(This event is organised by MEI’s Transsystemic Research Cluster, as part of its monthly internal seminar series.)
Many modern states regulate religion. While the degree and nature of regulation tends to depend on the state’s precise constitutional relationship with religion, as well as other factors such as religious demographics and ideologies, regulation is a reality in modern states. This paper examines the regulatory modes and strategies employed to seek to influence and alter the behavior of its religious constituents in order to achieve the state’s desired outcome. The analysis takes place against the background of Singapore’s constitutional arrangement where the state proclaims to be secular but also incorporates religion within its institutional structure. While Singapore is a multireligious state and its regulatory framework purports to apply equally to all religions, I will focus on the state’s regulatory relationship with its Islamic minority.

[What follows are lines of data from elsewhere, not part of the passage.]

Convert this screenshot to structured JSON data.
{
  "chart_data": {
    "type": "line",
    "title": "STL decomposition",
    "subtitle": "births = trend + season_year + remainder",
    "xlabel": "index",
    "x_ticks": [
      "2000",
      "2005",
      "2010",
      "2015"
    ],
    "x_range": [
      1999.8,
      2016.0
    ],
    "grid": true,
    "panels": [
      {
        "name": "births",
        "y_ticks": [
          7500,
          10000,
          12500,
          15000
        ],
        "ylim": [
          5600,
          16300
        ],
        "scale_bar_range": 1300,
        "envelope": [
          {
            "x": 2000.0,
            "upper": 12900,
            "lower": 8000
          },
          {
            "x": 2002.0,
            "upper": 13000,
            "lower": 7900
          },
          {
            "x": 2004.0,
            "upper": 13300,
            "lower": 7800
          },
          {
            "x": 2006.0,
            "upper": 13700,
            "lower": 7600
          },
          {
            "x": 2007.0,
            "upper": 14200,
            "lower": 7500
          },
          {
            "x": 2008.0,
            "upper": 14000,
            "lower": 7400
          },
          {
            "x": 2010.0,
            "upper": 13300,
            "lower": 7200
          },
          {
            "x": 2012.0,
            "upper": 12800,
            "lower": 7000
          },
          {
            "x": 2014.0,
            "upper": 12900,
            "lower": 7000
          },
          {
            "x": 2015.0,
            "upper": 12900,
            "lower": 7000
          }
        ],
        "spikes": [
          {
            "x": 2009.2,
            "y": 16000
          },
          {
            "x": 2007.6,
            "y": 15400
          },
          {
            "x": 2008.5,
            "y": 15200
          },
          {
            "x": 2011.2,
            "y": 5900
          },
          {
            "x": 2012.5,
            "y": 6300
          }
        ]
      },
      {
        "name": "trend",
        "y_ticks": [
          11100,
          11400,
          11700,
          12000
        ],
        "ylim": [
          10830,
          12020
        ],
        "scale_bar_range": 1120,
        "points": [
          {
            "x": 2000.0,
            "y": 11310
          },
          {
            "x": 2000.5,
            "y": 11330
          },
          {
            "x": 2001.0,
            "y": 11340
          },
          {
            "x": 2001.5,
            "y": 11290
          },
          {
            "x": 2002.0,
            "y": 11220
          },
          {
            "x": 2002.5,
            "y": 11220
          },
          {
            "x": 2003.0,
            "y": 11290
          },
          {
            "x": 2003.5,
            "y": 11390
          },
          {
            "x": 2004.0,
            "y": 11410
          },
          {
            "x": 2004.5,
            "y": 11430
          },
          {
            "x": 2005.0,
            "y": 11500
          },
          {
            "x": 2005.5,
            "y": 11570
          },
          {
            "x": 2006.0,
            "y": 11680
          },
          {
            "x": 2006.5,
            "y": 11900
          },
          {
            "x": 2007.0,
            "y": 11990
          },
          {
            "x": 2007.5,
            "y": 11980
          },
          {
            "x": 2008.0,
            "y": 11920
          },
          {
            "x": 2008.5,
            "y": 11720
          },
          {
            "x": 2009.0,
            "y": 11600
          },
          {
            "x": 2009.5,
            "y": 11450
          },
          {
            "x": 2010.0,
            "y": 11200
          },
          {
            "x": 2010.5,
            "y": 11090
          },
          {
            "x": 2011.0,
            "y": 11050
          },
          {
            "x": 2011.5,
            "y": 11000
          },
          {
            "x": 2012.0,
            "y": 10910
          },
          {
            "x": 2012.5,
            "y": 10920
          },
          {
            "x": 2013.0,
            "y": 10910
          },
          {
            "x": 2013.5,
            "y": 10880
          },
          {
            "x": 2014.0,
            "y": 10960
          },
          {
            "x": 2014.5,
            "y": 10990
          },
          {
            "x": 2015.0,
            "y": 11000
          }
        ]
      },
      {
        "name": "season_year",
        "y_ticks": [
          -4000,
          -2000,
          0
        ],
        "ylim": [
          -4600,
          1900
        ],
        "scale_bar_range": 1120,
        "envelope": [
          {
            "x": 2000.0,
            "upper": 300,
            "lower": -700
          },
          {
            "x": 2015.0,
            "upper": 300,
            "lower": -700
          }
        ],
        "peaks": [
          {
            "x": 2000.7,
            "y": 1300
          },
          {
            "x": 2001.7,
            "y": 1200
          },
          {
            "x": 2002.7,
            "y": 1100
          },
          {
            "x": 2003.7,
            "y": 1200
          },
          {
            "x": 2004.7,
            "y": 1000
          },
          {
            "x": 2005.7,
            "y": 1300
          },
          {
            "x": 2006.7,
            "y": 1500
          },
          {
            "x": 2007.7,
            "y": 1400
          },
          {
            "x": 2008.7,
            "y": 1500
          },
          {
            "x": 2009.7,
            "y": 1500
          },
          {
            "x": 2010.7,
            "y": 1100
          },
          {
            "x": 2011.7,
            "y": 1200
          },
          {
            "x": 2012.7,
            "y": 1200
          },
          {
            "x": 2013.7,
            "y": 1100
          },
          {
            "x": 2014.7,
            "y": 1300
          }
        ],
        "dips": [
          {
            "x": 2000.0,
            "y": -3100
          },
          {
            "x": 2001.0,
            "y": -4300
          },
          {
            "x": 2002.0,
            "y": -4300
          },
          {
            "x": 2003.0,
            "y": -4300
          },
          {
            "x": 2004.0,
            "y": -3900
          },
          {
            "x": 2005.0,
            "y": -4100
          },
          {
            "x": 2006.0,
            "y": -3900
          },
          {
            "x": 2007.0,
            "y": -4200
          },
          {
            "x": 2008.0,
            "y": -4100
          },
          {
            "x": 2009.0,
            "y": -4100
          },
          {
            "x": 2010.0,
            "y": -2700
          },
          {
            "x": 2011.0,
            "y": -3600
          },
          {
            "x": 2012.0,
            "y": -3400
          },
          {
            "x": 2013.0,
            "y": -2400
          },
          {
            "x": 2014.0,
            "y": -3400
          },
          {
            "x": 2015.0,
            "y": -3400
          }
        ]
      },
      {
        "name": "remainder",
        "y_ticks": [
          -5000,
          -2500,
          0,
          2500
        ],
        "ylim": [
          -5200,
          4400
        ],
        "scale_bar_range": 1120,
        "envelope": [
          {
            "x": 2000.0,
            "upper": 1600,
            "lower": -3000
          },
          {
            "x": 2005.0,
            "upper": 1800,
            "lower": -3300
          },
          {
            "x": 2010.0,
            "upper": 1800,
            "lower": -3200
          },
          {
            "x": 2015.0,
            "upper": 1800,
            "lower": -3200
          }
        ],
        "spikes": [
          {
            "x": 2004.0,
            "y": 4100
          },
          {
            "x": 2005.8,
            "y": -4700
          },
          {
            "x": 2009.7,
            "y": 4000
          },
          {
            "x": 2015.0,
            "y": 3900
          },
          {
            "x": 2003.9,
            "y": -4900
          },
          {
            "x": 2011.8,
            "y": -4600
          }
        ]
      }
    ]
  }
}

I argue that Islam is subject to an expanded regulatory space because of its status as the religion professed by almost all Malays, who are considered to be the indigenous community of Singapore. This however results in an ambivalent relationship with the state as Muslim adherents and Islamic activities are also subject to greater scrutiny. This article examines the broad regulatory framework applied to Islam in Singapore, the extent to which it accommodates the aspirations of Muslims in the country, and analyzes the resulting anxieties and ambivalences resulting from this regulatory relationship.
About the Speaker
Jaclyn L. Neo (J.S.D. (Yale); LL.M. (Yale), LL.B. (Hons) (NUS)) is an Assistant Professor of Law at the National University of Singapore (NUS). She specializes in constitutional law, focusing on minorities and religion. She is a recipient of two graduate scholarships from NUS under which she completed her Masters of Law (LL.M.) and Doctor of the Science of Law (J.S.D.) at Yale Law School. Jaclyn has published in leading journals in her field such as the International Journal of Constitutional Law (I-CON), Oxford Journal of Law and Religion, Human Rights Quarterly, and the Singapore Journal of Legal Studies. Her article on domestic incorporation of international human rights law in a dualist state won the Asian Yearbook of International Law’s DILA International Law Prize. Jaclyn is an Executive Committee member of the NUS Centre for Asian Legal Studies and was also recently appointed to the editorial board of the Asian Journal of Comparative Law and the Asian Yearbook of International Law. Since 2015, Jaclyn has been a consultant with WongPartnership, one of the top law firms in Singapore.